Another example deals with cybersecurity, which is a fundamental issue in our increasingly digitized world. Today, we’re seeing a real arms race in artificial intelligence and machine learning between attackers and defenders. It’s vital to stay at the forefront of innovation in this area. 

Data sovereignty has been a recurring theme lately. Why do you think this is such a crucial issue today?
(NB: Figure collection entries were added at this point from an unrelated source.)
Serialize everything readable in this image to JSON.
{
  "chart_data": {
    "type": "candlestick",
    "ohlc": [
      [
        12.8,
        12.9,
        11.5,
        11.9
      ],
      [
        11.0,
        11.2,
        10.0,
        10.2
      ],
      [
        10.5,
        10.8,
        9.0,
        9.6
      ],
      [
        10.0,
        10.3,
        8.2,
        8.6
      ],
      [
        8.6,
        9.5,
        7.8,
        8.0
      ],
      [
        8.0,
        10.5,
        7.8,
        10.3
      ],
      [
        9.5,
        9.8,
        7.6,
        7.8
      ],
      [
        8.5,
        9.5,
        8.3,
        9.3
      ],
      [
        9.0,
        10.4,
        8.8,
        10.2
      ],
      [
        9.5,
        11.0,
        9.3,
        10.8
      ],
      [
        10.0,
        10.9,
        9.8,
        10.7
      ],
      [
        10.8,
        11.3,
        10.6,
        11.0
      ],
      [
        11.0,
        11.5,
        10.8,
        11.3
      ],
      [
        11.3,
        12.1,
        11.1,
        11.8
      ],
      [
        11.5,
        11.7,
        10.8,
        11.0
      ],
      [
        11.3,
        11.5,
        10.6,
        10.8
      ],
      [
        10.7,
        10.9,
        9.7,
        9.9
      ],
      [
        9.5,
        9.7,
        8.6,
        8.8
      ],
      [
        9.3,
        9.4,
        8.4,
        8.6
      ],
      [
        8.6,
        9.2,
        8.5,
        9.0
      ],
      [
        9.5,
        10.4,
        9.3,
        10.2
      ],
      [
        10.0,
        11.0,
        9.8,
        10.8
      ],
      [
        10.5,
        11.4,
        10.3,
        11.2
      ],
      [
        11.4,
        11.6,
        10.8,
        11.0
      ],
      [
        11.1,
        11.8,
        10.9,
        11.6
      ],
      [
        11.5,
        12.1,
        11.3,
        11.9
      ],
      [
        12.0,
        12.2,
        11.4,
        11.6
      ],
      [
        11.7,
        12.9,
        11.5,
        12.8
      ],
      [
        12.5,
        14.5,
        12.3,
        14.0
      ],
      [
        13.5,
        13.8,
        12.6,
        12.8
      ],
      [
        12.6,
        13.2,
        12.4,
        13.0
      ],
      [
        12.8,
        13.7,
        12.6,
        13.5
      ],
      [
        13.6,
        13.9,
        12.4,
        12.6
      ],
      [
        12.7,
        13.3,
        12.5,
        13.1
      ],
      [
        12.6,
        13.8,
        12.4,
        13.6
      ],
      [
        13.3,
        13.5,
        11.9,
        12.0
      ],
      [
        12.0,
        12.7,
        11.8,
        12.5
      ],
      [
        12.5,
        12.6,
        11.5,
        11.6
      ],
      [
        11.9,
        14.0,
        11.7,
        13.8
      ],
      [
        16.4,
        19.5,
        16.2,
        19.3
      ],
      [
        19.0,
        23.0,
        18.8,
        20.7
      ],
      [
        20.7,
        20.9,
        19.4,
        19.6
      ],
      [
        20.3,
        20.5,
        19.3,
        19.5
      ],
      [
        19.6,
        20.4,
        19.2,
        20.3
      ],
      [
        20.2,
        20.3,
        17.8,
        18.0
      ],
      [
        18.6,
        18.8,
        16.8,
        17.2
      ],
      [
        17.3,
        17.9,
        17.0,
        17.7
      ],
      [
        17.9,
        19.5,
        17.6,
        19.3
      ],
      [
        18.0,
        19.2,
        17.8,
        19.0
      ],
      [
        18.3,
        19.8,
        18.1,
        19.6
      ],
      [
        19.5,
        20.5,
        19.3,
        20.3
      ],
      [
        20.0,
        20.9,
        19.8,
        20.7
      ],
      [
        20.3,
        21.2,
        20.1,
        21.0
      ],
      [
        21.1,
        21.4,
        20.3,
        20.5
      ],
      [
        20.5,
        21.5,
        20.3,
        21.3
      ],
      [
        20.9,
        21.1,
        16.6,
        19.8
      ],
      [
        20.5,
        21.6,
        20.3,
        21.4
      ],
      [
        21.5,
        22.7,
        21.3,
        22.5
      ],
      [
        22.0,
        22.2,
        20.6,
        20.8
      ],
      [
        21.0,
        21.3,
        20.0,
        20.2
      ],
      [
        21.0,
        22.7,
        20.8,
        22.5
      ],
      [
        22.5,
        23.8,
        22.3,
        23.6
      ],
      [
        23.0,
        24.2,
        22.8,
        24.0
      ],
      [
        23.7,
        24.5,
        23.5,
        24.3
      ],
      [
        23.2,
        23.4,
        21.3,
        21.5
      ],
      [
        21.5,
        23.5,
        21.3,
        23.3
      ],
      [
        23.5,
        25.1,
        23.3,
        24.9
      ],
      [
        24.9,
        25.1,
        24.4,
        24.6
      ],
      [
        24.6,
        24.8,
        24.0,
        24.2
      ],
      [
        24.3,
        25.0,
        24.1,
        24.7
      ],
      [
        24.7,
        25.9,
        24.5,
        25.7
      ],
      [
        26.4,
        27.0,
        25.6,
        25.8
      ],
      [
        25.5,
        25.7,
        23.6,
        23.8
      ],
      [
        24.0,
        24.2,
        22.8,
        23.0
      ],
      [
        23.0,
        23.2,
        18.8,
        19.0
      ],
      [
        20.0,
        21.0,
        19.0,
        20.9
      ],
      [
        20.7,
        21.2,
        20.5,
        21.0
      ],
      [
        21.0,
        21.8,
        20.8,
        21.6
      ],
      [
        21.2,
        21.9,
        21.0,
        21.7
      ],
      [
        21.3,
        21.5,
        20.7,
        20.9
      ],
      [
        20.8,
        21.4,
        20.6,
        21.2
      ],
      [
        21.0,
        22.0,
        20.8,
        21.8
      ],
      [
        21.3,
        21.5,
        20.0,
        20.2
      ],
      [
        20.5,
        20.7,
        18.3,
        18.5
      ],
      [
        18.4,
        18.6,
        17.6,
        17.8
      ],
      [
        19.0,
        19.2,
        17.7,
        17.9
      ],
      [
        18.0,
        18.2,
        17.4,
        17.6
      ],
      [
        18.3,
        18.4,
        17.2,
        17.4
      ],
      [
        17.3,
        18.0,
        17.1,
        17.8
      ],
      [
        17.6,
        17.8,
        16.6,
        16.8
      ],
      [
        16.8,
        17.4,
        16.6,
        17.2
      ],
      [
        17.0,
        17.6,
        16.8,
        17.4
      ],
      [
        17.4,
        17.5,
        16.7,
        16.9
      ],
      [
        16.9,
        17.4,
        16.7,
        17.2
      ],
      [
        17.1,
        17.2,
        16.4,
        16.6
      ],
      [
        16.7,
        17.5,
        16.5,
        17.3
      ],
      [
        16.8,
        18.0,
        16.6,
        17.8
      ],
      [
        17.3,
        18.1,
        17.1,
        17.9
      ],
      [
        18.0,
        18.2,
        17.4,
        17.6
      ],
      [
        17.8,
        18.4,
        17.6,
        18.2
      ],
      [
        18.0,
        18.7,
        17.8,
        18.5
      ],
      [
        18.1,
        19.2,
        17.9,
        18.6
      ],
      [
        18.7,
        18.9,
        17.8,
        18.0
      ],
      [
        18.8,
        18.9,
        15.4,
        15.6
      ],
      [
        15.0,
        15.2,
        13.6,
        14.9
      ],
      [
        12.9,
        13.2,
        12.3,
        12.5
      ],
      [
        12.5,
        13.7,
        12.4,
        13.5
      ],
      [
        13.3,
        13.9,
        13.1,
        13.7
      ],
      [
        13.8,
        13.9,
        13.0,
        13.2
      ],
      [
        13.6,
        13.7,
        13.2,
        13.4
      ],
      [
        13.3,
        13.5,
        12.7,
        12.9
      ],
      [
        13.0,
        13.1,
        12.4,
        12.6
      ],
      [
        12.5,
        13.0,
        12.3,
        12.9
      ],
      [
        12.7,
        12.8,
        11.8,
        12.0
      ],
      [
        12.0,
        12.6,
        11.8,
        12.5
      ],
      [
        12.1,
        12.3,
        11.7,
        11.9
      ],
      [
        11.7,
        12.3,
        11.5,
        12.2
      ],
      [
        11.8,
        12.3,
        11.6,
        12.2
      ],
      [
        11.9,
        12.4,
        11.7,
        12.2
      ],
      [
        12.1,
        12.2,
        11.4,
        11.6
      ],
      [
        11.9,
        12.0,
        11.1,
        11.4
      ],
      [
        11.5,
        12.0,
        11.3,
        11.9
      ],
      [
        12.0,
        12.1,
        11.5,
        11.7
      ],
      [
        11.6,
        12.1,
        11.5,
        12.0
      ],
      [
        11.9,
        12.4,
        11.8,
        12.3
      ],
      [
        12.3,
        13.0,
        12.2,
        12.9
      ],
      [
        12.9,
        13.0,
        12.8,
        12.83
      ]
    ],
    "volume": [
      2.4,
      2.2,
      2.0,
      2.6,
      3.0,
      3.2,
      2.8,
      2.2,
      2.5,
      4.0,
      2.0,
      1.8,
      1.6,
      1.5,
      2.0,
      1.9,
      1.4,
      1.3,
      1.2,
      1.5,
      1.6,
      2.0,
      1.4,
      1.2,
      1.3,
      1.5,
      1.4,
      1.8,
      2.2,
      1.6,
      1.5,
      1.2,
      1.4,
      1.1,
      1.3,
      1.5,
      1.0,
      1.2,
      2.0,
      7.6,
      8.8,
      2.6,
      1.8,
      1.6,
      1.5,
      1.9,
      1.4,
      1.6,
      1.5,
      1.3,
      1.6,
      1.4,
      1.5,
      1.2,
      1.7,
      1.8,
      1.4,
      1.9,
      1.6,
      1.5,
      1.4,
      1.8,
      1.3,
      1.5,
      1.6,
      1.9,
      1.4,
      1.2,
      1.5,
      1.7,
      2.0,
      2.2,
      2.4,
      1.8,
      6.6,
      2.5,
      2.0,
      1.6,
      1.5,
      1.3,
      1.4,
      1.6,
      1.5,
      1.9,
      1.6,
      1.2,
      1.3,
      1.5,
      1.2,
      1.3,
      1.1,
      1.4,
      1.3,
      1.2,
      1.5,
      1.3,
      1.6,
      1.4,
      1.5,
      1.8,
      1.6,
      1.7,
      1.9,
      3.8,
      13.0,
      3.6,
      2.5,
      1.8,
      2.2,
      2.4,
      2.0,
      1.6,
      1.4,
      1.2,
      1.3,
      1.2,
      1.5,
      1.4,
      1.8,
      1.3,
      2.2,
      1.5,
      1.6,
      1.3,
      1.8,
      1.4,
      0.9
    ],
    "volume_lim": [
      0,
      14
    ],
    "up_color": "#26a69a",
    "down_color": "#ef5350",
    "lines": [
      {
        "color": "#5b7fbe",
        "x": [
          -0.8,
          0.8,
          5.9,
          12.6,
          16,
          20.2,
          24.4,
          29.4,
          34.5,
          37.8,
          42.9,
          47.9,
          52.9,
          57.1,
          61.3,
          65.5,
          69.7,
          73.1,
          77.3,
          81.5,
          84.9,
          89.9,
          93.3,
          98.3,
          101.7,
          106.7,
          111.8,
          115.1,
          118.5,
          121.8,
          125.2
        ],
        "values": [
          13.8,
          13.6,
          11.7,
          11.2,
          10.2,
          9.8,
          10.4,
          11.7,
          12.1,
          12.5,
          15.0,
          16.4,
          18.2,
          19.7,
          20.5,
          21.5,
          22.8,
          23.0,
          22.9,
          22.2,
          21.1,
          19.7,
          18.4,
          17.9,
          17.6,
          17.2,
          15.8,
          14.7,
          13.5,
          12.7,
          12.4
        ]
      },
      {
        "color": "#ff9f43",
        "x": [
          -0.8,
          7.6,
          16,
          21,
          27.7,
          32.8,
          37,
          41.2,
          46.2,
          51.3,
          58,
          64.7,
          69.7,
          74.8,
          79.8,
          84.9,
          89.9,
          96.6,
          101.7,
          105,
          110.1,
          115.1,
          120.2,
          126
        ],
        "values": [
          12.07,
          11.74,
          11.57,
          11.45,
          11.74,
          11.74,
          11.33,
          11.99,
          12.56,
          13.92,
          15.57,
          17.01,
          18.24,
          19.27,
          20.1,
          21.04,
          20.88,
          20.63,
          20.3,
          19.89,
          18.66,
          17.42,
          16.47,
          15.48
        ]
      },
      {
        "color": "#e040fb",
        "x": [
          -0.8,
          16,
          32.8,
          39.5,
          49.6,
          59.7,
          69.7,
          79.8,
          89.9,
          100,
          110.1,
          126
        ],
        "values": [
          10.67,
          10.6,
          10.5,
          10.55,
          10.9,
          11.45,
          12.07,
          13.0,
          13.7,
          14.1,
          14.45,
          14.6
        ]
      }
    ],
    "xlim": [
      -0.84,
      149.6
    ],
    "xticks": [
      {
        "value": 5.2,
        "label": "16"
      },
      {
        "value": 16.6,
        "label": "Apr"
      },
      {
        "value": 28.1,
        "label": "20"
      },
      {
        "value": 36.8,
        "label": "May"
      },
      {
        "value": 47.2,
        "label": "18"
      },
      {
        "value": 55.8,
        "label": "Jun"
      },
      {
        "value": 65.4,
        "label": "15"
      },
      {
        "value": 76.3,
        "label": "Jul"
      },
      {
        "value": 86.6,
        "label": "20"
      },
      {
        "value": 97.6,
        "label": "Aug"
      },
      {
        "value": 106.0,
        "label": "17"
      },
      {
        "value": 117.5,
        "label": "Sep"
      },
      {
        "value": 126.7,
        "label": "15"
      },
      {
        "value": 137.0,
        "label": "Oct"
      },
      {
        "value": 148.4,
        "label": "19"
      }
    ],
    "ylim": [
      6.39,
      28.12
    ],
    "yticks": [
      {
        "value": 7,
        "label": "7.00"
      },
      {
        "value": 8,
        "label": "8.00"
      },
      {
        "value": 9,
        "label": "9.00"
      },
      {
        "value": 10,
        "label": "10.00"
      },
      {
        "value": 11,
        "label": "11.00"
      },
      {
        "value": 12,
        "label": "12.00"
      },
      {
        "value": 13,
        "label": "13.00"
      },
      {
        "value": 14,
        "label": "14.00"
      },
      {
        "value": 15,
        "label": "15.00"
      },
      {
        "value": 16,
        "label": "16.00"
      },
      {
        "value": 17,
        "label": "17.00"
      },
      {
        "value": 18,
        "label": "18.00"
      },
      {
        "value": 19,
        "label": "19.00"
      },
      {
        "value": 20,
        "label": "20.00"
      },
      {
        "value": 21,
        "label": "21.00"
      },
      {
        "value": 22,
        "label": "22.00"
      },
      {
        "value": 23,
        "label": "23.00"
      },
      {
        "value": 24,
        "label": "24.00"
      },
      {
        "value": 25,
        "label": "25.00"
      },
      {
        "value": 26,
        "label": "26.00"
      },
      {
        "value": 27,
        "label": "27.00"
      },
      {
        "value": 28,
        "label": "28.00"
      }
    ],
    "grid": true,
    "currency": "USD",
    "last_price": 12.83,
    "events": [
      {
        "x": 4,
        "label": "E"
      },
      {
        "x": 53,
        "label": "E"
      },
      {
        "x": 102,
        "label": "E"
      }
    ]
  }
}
This isn’t a new topic, but there’s been a real lag, particularly in Europe, in coming to terms with the power of the US and Chinese platforms. It’s now become a major issue, and will remain so for a long time for three reasons:

  • Data sovereignty is critical from an economic perspective. When you have large quantities of high-quality data, you can monetize it. And there are still huge business opportunities to be seized in many areas.  
  • The political and geostrategic stakes are obvious. Beyond the data security issues that I already mentioned, highly sensitive data (government, health, OVI, OES, etc.) must be protected from attempts to access it via legal or other mechanisms by third countries.  
  • Finally, we gain a better understanding every day about the extent of emerging ethical issues and challenges. In most large corporations, teams are now thinking about charters on ethical data use, which is a really good thing. Public authorities also have a major role to play in this area: Europe, the United States and China are already moving towards different approaches of using AI and personal data. If we want to be able to freely choose the ethical model that suits us, it’s important that we maintain sovereignty over the associated data. 
About the guest
guillaume de saint marc

Based in Paris, Guillaume Sauvage de Saint Marc joined Cisco’s CTO & Chief Architect group in October 2014 where he leads a software innovation team distributed across various R&D centres (UK, France, Israel, India, US). He started his career at Canal+ Group in 1996 where he was in charge of several product and project management activities for the successive generations of Digital TV platform, and notably Canal+ first connected PVR set top box.Guillaume Sauvage de Saint Marc has a Master of Science in Computer Science from Ecole Centrale Lille, France.